Aziel sighed, the sound heavy with frustration. His eyes reflected the internal battle between caution and desperation. "So what do you suggest we do?" The question hung in the air, a challenge and a plea wrapped into one.
Arthur averted his eyes momentarily, busy thinking. The options were limited, none of them good. They could continue forward toward the castle and whatever lurked within, or attempt to find another path—though the barren landscape offered little in the way of alternatives.
"I-I don’t think we should go past those walls," he finally said, the words coming out hesitant but firm. "If there really is an army of monsters around here, that’s where they would be."
Aziel immediately seemed unhappy with that suggestion, his face darkening like a storm cloud. "Well then, what the hell else are we gonna do, Arthur?" His voice rose with each word, frustration giving way to anger. "We’re out of food and water and running out of time... this place could be our only hope and you just want to give it up?"
Arthur wanted to snap back right away, the tension of the past weeks and the horror of their current situation pushing him toward an outburst, but he had nothing to say. He stayed silent as Aziel waited for him to speak, the weight of their predicament pressing down on both of them.
Arthur was stuck between a rock and a hard place. On one hand, he’d had a bad feeling about this place since first laying eyes on it, and now his feelings might be justified by the evidence of slaughter all around them. On the other hand, they would die if they didn’t find sustenance soon—their Chosen status only delayed the inevitable, it didn’t prevent it entirely.
Time seemed to stretch as Arthur wrestled with the decision, each second marked by the hollow whistle of wind across the field of death.
Arthur’s thoughts were momentarily disrupted by a sound—a large rumbling that started as a distant vibration before growing into something impossible to ignore. It was followed by the very ground beneath their feet shaking, small stones dancing across the cracked surface as if alive.
Arthur and Aziel looked at each other, the argument forgotten in the face of this new development. "Earthquake?" Aziel asked, though the hopeful tone in his voice suggested he already knew better.
"I doubt it," Arthur responded grimly, his hand ready to summon his sword as his eyes scanned their surroundings for the source of the disturbance.

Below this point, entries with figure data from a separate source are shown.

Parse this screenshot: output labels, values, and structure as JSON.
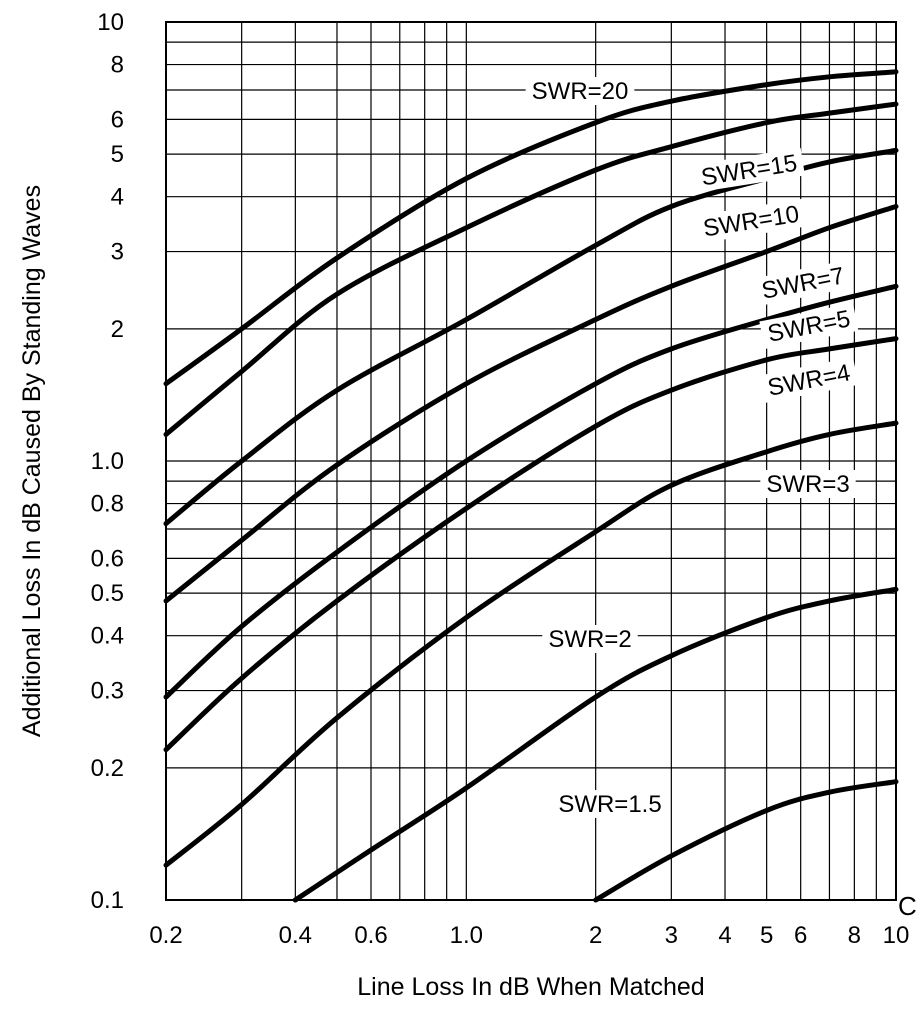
{
  "chart_data": {
    "type": "line",
    "title": "",
    "xlabel": "Line Loss In dB When Matched",
    "ylabel": "Additional Loss In dB Caused By Standing Waves",
    "x_scale": "log",
    "y_scale": "log",
    "xlim": [
      0.2,
      10
    ],
    "ylim": [
      0.1,
      10
    ],
    "grid": true,
    "legend": "none",
    "x_tick_labels": [
      "0.2",
      "0.4",
      "0.6",
      "1.0",
      "2",
      "3",
      "4",
      "5",
      "6",
      "8",
      "10"
    ],
    "y_tick_labels": [
      "0.1",
      "0.2",
      "0.3",
      "0.4",
      "0.5",
      "0.6",
      "0.8",
      "1.0",
      "2",
      "3",
      "4",
      "5",
      "6",
      "8",
      "10"
    ],
    "series": [
      {
        "name": "SWR=20",
        "x": [
          0.2,
          0.3,
          0.5,
          1.0,
          2.0,
          3.0,
          5.0,
          7.0,
          10.0
        ],
        "y": [
          1.5,
          2.0,
          2.9,
          4.4,
          5.9,
          6.6,
          7.2,
          7.5,
          7.7
        ]
      },
      {
        "name": "SWR=15",
        "x": [
          0.2,
          0.3,
          0.5,
          1.0,
          2.0,
          3.0,
          5.0,
          7.0,
          10.0
        ],
        "y": [
          1.15,
          1.6,
          2.4,
          3.4,
          4.6,
          5.2,
          5.9,
          6.2,
          6.5
        ]
      },
      {
        "name": "SWR=10",
        "x": [
          0.2,
          0.3,
          0.5,
          1.0,
          2.0,
          3.0,
          5.0,
          7.0,
          10.0
        ],
        "y": [
          0.72,
          1.0,
          1.45,
          2.1,
          3.1,
          3.8,
          4.4,
          4.8,
          5.1
        ]
      },
      {
        "name": "SWR=7",
        "x": [
          0.2,
          0.3,
          0.5,
          1.0,
          2.0,
          3.0,
          5.0,
          7.0,
          10.0
        ],
        "y": [
          0.48,
          0.66,
          0.98,
          1.5,
          2.1,
          2.5,
          3.0,
          3.4,
          3.8
        ]
      },
      {
        "name": "SWR=5",
        "x": [
          0.2,
          0.3,
          0.5,
          1.0,
          2.0,
          3.0,
          5.0,
          7.0,
          10.0
        ],
        "y": [
          0.29,
          0.42,
          0.62,
          1.0,
          1.5,
          1.8,
          2.1,
          2.3,
          2.5
        ]
      },
      {
        "name": "SWR=4",
        "x": [
          0.2,
          0.3,
          0.5,
          1.0,
          2.0,
          3.0,
          5.0,
          7.0,
          10.0
        ],
        "y": [
          0.22,
          0.32,
          0.48,
          0.78,
          1.2,
          1.45,
          1.7,
          1.8,
          1.9
        ]
      },
      {
        "name": "SWR=3",
        "x": [
          0.2,
          0.3,
          0.5,
          1.0,
          2.0,
          3.0,
          5.0,
          7.0,
          10.0
        ],
        "y": [
          0.12,
          0.165,
          0.26,
          0.44,
          0.69,
          0.88,
          1.05,
          1.15,
          1.22
        ]
      },
      {
        "name": "SWR=2",
        "x": [
          0.4,
          0.6,
          1.0,
          2.0,
          3.0,
          5.0,
          7.0,
          10.0
        ],
        "y": [
          0.1,
          0.13,
          0.18,
          0.29,
          0.36,
          0.44,
          0.48,
          0.51
        ]
      },
      {
        "name": "SWR=1.5",
        "x": [
          2.0,
          3.0,
          5.0,
          7.0,
          10.0
        ],
        "y": [
          0.1,
          0.126,
          0.16,
          0.176,
          0.186
        ]
      }
    ]
  },
  "edge_glyphs": {
    "top_right": "",
    "bottom_right": "C"
  }
}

And right after that it happened. The ground split further, the existing fissures widening like hungry maws ready to devour anything in their path. All around them, they came in hordes, thousands of them rising from the huge cracks in the ground from all directions in a stampede of nightmarish proportions.
They were as big as grimhounds but looked eerily like termites—six legs propelling their massive bodies forward with frightening speed, and two menacing pincers that clicked and snapped at the air, as if already tasting their prey. Their skin looked grey and decayed, covered in a layer of the same corruption Arthur had observed on the skeleton, but the bugs themselves looked very, very alive.

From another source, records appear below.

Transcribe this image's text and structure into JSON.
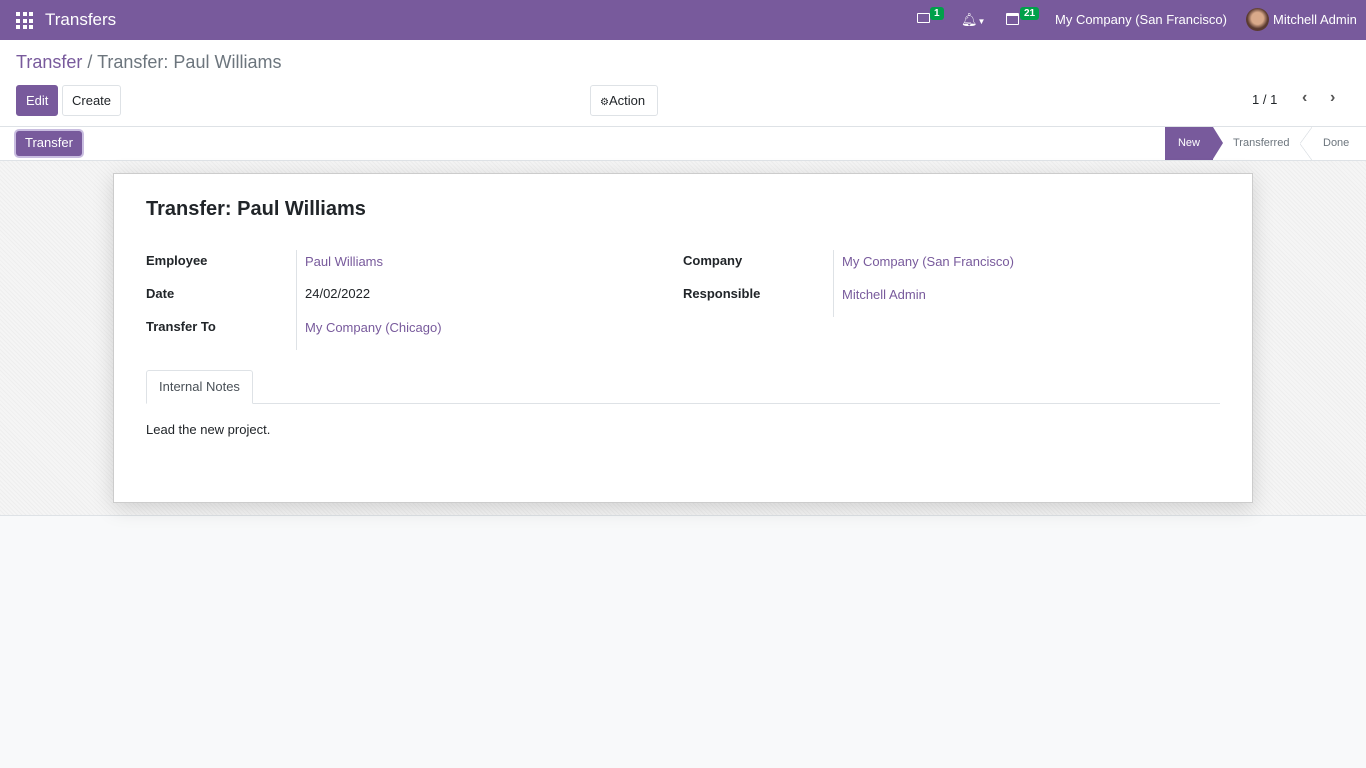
{
  "nav": {
    "app_title": "Transfers",
    "messages_count": "1",
    "activities_count": "21",
    "company": "My Company (San Francisco)",
    "user": "Mitchell Admin"
  },
  "breadcrumb": {
    "parent": "Transfer",
    "separator": "/",
    "current": "Transfer: Paul Williams"
  },
  "toolbar": {
    "edit": "Edit",
    "create": "Create",
    "action": "Action",
    "pager": "1 / 1"
  },
  "statusbar": {
    "transfer_button": "Transfer",
    "stages": [
      "New",
      "Transferred",
      "Done"
    ],
    "active_stage": "New"
  },
  "form": {
    "title": "Transfer: Paul Williams",
    "employee_label": "Employee",
    "employee": "Paul Williams",
    "date_label": "Date",
    "date": "24/02/2022",
    "transfer_to_label": "Transfer To",
    "transfer_to": "My Company (Chicago)",
    "company_label": "Company",
    "company": "My Company (San Francisco)",
    "responsible_label": "Responsible",
    "responsible": "Mitchell Admin",
    "tab": "Internal Notes",
    "notes": "Lead the new project."
  },
  "colors": {
    "brand": "#785a9c",
    "badge": "#00a04a"
  }
}
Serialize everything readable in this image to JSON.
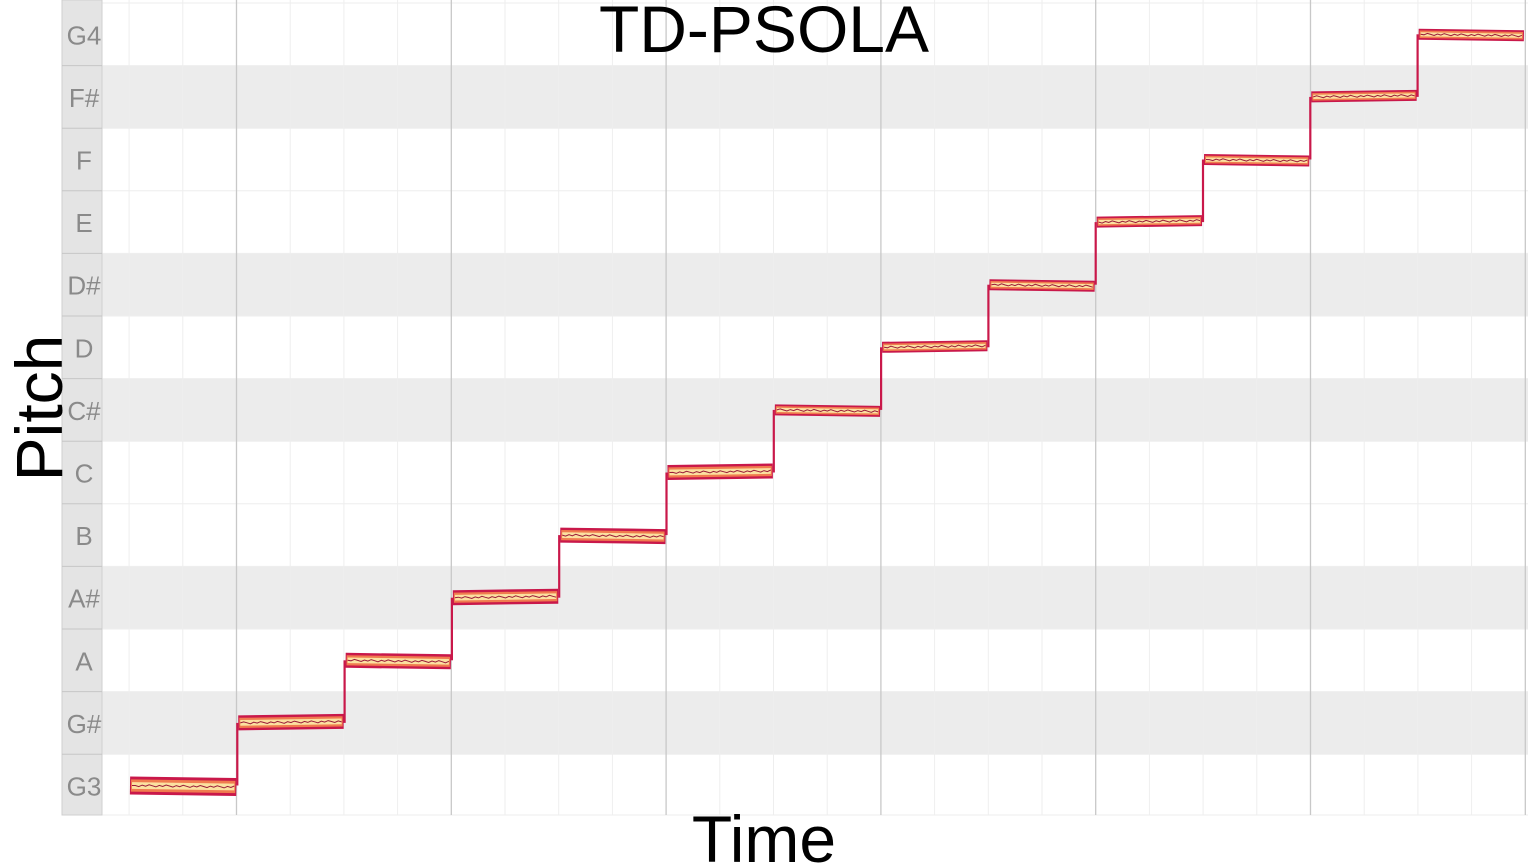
{
  "chart_data": {
    "type": "line",
    "title": "TD-PSOLA",
    "xlabel": "Time",
    "ylabel": "Pitch",
    "pitch_ticks": [
      "G3",
      "G#",
      "A",
      "A#",
      "B",
      "C",
      "C#",
      "D",
      "D#",
      "E",
      "F",
      "F#",
      "G4"
    ],
    "ylim": [
      0,
      12
    ],
    "xlim": [
      0,
      13
    ],
    "grid": true,
    "legend": "none",
    "series": [
      {
        "steps": [
          {
            "start": 0.0,
            "end": 1.0,
            "pitch": 0
          },
          {
            "start": 1.0,
            "end": 2.0,
            "pitch": 1
          },
          {
            "start": 2.0,
            "end": 3.0,
            "pitch": 2
          },
          {
            "start": 3.0,
            "end": 4.0,
            "pitch": 3
          },
          {
            "start": 4.0,
            "end": 5.0,
            "pitch": 4
          },
          {
            "start": 5.0,
            "end": 6.0,
            "pitch": 5
          },
          {
            "start": 6.0,
            "end": 7.0,
            "pitch": 6
          },
          {
            "start": 7.0,
            "end": 8.0,
            "pitch": 7
          },
          {
            "start": 8.0,
            "end": 9.0,
            "pitch": 8
          },
          {
            "start": 9.0,
            "end": 10.0,
            "pitch": 9
          },
          {
            "start": 10.0,
            "end": 11.0,
            "pitch": 10
          },
          {
            "start": 11.0,
            "end": 12.0,
            "pitch": 11
          },
          {
            "start": 12.0,
            "end": 13.0,
            "pitch": 12
          }
        ]
      }
    ],
    "colors": {
      "accent_outer": "#c9184a",
      "accent_mid": "#f07b4f",
      "accent_inner": "#fbe1a0",
      "sharp_band": "#ececec",
      "grid_major": "#c8c8c8",
      "grid_minor": "#eeeeee",
      "keyboard": "#e4e4e4"
    }
  }
}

The sound was overwhelming—a cacophony of chittering, scraping, and the rumble of countless legs against stone. The air filled with dust kicked up by their emergence, creating a haze that made the already surreal scene feel like something from a fever dream.
Arthur and Aziel stood silent as they looked at the army of monster bugs emerging from all around them, the sheer scale of the threat rendering them momentarily paralyzed. They were surrounded, cut off from both retreat and advance, with nowhere to run and nowhere to hide.
"I think we found what killed the army," Aziel said lightly with a grim chuckle to follow, his hand already summoning his weapon. The spear caught the sunlight, a flash of brightness in the growing darkness of the swarm.
Arthur’s response was simpler, a single word that encompassed the entirety of their situation. "Shit."